Possibly they have taken to spending their days in the horse chestnut just across the path, where they can be quite hard to see.
One of the Little owlets near the Albert Memorial could be seen in the horse chestnut tree they have been using for the past week.
The leaves on this tree are looking autumnal well before time. Like most of the horse chestnuts in the park, the tree has been badly hit by leaf miner moth.
There are still plenty of Mistle Thrushes on Buck Hill, both on the grass and in the rowan trees.
The berries are not yet full ripe. The thrush was picking out the withered ones, which are sweeter because the evaporation of the water has concentrated the sugar. This is the same principle as is used in making sweet types of German wine such as Trockenbeerenauslese and Frostwein, where the grapes are left to wither on the vine. In the second of these the grapes are actually allowed to freeze in the early winter frosts, and crack to release water when they thaw. Birds also like berries that have been frozen.
The family of Blackbirds was again on the patch of wood chips under the plane trees near the Physical Energy statue.
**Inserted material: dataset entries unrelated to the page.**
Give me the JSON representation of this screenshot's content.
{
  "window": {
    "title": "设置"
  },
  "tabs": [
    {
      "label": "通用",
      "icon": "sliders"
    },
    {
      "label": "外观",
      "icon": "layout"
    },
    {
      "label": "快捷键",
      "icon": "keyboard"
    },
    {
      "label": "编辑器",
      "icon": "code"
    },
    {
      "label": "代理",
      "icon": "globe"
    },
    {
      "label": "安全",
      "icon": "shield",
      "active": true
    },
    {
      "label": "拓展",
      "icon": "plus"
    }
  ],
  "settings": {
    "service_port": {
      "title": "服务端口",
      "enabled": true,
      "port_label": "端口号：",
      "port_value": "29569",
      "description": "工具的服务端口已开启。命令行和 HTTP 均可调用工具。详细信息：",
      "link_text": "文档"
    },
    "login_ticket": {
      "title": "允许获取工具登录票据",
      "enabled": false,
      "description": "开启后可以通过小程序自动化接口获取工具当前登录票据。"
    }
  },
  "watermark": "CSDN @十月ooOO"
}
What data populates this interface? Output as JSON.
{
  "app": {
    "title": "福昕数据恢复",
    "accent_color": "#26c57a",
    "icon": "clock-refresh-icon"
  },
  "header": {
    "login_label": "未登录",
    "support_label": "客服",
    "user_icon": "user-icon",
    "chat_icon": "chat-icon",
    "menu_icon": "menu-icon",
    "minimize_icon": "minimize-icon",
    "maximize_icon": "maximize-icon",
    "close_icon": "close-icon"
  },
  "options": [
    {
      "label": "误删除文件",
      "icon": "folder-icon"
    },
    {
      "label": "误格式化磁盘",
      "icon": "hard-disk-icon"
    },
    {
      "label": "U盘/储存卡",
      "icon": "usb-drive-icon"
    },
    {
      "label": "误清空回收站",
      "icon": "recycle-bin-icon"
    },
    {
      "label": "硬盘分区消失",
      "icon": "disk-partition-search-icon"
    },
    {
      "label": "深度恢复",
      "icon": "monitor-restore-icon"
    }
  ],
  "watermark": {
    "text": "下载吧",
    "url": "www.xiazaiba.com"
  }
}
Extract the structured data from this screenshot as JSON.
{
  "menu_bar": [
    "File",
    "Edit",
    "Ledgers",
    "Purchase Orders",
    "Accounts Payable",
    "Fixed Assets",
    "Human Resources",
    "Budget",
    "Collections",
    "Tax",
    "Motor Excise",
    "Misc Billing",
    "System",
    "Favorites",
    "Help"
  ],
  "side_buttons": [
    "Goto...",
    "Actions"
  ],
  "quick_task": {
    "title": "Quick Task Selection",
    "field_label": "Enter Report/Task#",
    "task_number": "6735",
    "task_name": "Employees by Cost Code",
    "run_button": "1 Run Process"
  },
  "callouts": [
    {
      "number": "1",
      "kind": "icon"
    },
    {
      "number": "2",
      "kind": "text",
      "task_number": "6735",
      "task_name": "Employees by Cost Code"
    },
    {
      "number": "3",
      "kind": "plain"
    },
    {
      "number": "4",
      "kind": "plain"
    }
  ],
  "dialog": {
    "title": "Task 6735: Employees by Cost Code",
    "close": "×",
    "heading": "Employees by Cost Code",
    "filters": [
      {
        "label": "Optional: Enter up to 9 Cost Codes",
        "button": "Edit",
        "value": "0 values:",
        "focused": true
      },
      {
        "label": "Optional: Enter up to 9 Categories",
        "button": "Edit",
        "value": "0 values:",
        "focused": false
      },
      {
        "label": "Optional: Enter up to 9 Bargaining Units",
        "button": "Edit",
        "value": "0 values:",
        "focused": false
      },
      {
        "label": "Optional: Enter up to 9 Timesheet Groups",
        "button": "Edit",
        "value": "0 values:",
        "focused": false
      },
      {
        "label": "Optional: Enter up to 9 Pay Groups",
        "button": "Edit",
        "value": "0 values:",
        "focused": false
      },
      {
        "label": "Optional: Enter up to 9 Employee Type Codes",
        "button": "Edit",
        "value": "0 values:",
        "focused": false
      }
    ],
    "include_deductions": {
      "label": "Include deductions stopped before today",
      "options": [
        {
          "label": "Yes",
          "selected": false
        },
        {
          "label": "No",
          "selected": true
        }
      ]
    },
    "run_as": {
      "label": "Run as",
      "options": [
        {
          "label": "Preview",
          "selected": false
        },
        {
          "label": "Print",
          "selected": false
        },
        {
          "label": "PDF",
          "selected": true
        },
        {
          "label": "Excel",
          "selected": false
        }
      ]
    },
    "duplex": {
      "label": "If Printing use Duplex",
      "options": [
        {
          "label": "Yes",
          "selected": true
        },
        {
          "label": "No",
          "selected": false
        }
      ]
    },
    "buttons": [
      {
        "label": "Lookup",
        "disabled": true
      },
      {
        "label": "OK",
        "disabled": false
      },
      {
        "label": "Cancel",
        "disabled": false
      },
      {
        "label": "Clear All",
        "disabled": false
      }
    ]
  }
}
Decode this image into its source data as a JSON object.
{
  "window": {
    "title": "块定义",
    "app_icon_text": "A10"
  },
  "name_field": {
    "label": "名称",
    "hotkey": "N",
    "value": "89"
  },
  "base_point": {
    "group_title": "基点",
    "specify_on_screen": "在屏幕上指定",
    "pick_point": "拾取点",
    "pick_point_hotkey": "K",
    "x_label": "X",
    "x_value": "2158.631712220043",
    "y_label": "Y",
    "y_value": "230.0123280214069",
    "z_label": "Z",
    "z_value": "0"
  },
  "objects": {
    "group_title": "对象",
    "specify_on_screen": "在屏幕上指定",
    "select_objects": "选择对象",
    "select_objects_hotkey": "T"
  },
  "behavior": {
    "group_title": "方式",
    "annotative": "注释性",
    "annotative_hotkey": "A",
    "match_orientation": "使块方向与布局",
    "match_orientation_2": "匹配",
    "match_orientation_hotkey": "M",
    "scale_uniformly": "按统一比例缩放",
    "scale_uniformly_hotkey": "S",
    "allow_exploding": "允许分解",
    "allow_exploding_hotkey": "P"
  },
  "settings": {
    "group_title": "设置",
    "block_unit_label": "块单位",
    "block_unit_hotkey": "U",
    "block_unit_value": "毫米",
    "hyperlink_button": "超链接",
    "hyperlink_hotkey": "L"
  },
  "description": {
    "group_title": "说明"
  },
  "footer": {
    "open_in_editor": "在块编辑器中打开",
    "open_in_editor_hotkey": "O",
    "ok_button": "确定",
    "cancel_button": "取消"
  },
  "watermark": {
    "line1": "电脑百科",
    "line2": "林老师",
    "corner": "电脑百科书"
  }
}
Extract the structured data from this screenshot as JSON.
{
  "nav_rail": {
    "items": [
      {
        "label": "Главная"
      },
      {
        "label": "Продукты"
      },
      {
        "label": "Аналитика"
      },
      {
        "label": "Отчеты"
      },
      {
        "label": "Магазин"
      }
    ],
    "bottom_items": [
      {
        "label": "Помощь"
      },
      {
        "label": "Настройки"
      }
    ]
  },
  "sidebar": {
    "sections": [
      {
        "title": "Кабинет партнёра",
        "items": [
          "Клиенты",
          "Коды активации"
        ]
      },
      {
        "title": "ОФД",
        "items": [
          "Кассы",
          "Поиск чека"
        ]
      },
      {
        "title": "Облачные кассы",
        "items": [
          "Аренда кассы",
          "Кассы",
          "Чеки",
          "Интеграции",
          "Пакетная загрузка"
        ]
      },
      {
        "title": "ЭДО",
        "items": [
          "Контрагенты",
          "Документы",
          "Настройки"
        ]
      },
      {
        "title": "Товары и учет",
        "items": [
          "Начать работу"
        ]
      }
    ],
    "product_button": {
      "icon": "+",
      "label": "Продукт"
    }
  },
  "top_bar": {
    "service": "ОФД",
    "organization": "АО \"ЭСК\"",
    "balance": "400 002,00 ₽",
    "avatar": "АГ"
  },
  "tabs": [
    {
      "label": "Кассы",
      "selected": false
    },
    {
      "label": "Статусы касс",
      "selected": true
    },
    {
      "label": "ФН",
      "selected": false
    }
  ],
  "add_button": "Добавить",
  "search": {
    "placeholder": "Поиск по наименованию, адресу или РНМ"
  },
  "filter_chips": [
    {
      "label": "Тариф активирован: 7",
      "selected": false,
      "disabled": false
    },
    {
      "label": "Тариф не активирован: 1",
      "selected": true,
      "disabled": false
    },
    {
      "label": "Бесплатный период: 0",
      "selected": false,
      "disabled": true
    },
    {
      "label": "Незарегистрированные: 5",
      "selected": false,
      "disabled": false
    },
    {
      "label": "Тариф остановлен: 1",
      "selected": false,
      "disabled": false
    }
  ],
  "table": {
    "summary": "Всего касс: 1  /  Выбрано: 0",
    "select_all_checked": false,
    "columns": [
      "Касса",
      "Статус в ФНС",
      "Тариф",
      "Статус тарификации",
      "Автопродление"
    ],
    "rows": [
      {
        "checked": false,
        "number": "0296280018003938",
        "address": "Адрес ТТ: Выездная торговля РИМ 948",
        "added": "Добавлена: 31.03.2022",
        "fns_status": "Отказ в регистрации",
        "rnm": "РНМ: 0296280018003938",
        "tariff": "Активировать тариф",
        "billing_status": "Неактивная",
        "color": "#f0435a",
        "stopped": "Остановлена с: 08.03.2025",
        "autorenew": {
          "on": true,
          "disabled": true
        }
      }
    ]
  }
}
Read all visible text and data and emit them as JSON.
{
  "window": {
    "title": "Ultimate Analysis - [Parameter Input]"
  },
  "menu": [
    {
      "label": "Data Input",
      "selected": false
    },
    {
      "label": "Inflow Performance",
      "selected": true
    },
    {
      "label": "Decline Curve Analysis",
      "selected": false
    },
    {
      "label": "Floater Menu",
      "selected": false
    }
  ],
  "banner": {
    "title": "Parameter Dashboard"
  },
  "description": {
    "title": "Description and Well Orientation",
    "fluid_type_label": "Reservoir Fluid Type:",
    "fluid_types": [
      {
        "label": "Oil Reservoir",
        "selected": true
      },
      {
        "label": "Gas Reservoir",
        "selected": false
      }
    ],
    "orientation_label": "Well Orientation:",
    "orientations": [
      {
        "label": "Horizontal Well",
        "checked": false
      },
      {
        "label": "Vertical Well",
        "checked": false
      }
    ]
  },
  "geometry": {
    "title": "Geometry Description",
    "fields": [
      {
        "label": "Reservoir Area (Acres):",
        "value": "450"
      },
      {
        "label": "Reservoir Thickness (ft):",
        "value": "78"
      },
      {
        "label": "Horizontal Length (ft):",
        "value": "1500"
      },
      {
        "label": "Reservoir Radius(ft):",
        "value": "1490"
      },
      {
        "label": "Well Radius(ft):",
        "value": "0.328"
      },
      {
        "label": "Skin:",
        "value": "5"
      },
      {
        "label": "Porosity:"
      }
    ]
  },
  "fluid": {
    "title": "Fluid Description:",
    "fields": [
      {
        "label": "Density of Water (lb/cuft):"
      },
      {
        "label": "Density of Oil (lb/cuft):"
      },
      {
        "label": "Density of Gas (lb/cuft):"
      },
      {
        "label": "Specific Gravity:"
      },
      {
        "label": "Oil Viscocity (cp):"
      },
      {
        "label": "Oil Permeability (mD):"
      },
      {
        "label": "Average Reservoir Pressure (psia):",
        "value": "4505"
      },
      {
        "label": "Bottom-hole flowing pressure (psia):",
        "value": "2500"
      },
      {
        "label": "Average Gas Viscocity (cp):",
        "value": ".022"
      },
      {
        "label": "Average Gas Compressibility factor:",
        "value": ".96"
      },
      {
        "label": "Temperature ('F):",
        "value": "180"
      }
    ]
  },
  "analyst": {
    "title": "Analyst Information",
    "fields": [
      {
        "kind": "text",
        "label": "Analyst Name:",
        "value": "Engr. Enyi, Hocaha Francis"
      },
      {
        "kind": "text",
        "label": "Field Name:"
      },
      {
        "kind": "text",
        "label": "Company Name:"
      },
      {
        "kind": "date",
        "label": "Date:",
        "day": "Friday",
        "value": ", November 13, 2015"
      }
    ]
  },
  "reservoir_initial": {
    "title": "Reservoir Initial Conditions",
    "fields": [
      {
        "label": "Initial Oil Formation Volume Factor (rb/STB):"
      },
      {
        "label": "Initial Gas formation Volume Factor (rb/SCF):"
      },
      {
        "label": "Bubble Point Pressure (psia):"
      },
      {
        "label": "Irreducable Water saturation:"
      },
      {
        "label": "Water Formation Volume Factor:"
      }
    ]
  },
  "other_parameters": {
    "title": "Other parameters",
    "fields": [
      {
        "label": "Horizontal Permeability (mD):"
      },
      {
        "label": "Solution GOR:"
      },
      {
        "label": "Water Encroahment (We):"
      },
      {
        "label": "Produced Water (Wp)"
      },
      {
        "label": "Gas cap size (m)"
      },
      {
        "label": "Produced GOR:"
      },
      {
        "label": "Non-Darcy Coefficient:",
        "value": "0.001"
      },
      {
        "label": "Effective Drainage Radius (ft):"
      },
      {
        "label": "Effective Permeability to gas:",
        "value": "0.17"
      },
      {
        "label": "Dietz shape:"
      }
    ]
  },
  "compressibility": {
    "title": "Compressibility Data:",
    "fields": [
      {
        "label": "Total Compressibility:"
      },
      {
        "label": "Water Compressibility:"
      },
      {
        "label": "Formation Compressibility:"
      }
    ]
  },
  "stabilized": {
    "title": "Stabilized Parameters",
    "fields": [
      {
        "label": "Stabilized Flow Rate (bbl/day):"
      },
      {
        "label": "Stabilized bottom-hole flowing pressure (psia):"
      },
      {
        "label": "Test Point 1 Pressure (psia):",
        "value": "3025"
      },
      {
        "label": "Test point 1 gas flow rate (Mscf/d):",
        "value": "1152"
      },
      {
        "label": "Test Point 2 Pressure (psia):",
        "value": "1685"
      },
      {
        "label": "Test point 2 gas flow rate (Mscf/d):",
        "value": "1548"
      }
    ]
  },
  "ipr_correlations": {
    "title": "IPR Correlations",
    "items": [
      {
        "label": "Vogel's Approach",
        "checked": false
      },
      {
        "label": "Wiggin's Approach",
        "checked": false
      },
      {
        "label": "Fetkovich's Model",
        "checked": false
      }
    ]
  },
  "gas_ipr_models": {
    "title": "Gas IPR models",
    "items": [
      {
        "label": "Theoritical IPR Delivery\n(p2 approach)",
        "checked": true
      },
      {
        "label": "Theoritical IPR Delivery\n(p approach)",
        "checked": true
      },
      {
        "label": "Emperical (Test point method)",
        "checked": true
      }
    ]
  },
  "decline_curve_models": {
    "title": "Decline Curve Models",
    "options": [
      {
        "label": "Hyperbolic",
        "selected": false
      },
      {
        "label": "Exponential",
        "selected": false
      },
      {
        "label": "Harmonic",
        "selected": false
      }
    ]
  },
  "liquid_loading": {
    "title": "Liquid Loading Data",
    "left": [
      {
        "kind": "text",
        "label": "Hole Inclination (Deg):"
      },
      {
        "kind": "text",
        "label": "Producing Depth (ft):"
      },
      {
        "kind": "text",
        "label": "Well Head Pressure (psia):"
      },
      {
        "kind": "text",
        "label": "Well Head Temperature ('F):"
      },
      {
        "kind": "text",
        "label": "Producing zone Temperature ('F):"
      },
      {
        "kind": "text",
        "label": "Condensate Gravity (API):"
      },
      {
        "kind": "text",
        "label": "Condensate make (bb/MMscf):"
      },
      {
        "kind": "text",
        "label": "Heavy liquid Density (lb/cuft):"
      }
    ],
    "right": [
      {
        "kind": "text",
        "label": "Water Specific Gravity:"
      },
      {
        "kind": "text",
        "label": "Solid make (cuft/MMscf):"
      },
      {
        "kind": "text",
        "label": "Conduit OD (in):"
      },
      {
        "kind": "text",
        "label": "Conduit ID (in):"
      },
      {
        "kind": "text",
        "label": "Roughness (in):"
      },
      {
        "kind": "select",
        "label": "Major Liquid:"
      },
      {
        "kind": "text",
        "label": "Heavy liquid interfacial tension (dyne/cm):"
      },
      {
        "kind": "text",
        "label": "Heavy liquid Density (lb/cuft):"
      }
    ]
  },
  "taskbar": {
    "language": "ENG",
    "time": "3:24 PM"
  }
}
The young birds are now looking for their own food, and this one had dug quite a large hole in the chips to get at the insects and worms underneath.
A Feral Pigeon was enjoying a shower in the marble fountain in the Italian Garden.
The Great Crested Grebe family from the nest on the island had come out in front of it, where they could be seen from the shore. The chicks were picking thistledown from the wire cages of water plants, believing it to be feathers, which they eat to wrap up spiky fishbones.
A couple of years ago I saw a boy feeding bits of bread to a grebe chick, which it took because it thought they were feathers. It soon realised its mistake and stopped.
Two of the chicks practised the head-shaking greeting. The instinct for grebe cermonies is hard-wired, but they have to be practised to get them right.
The pigeon-eating Lesser Black Backed Gull was sharing his latest kill with his mate. He is on the right of the picture.
The Tufted duckling was in the usual place with its mother.
The Black Swan came under the bridge on to the Serpentine with the adopted cygnet and had a good flap. It is remarkable that all these white feathers are completely hidden under the folded wings.
Four of the five terrapins came out on the fallen horse chestnut in the Long Water to bask in the hazy sunshine. This place can only be seen from the Italian Garden 200 yards away.